The largest museum in Tunisia has reopened to the public. The museum is housed in a 19th century Ottoman governor’s palace located near the parliament in Tunis.
Visitors gazed Thursday (Sep. 14) at several giant antique mosaic pieces, among them depictions of the Roman god Neptune or Hercules and his beloved Omphale.
The Bardo’s fame originates from its countless rare artefacts discovered during excavations undertaken in Tunisia since the XIX th Century.
Located in the heart of the Mediterranean Tunisia has been at the crossroads of many of the world’s renowned civilizations.
“It’s different from other museums because it exhibits artefacts, whereas other museums bring in statues from other countries and exhibit them,” Selim Yahyaoui a proud local visitor says.
“On the other hand, we have everything at our feet and that is of great value compared with other museums in the world.”
Curious to discover Tunisia’s “treasures”
The museum was closed after Tunisia’s president suspended the legislature and assumed wide-ranging powers in 2021.

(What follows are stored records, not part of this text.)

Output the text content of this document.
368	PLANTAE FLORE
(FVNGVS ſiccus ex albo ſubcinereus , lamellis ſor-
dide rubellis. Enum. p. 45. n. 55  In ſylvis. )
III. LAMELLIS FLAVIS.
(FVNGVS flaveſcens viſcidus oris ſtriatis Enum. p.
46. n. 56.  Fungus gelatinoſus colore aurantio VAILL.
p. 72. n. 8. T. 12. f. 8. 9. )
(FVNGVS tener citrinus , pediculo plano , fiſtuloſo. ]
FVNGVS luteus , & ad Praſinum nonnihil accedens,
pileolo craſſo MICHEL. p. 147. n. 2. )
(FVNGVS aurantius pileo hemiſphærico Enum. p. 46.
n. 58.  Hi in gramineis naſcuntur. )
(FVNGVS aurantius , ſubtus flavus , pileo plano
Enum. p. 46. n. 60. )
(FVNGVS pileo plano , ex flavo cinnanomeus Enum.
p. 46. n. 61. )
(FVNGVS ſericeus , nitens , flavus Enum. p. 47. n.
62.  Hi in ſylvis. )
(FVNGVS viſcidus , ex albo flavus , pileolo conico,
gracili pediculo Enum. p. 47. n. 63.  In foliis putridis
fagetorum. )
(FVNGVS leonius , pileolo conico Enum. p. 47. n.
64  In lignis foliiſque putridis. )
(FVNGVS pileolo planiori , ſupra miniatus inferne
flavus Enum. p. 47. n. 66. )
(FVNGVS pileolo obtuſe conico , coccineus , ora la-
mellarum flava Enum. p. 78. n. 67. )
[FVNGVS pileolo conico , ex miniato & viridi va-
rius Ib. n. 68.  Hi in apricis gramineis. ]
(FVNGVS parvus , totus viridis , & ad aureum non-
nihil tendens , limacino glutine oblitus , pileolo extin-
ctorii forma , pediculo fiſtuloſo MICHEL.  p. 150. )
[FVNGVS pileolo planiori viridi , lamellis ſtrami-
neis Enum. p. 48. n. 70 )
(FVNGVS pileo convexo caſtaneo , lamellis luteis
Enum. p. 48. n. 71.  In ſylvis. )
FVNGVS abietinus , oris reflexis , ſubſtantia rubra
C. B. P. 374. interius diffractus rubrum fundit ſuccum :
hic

Officially, the Bardo closed for renovation.
Several spaces were enlarged, and some collections were relocated. New sections were also added, among them one dedicated to Islamic manuscripts..
“I’m very honoured to be here at the Bardo which has finally reopened today. I love the pieces they are magnificent and how they portrayed the building itself it’s gorgeous, so well done,” Maria , tourist from New Zealand says.
The museum has a tradition of organizing scientific seminars and meetings as well as welcoming young people for workshops. The youth can learn more about moulding and Arab calligraphy for instance.
“I am happy to be able to finally visit the museum before returning to Germany,” said Radhia Mokni, 25.
A museum worker herself, she said she was curious to discover “the treasures” of Tunisia’s heritage.
“There is so much richness” in the Bardo museum, she said. “I am very glad about the reopening because this place is a cultural beacon for Tunisia.”
On the ground floor, the marble statue of the Roman goddess of harmony was on display next to the funeral stela of the victims of a bloody 2015 attack against the museum.
The shooting attack, claimed by the Islamic State group, left 21 foreign tourists and one Tunisian police officer dead.
“This is a message of peace and tolerance,” Nait Yghil said of the reopening.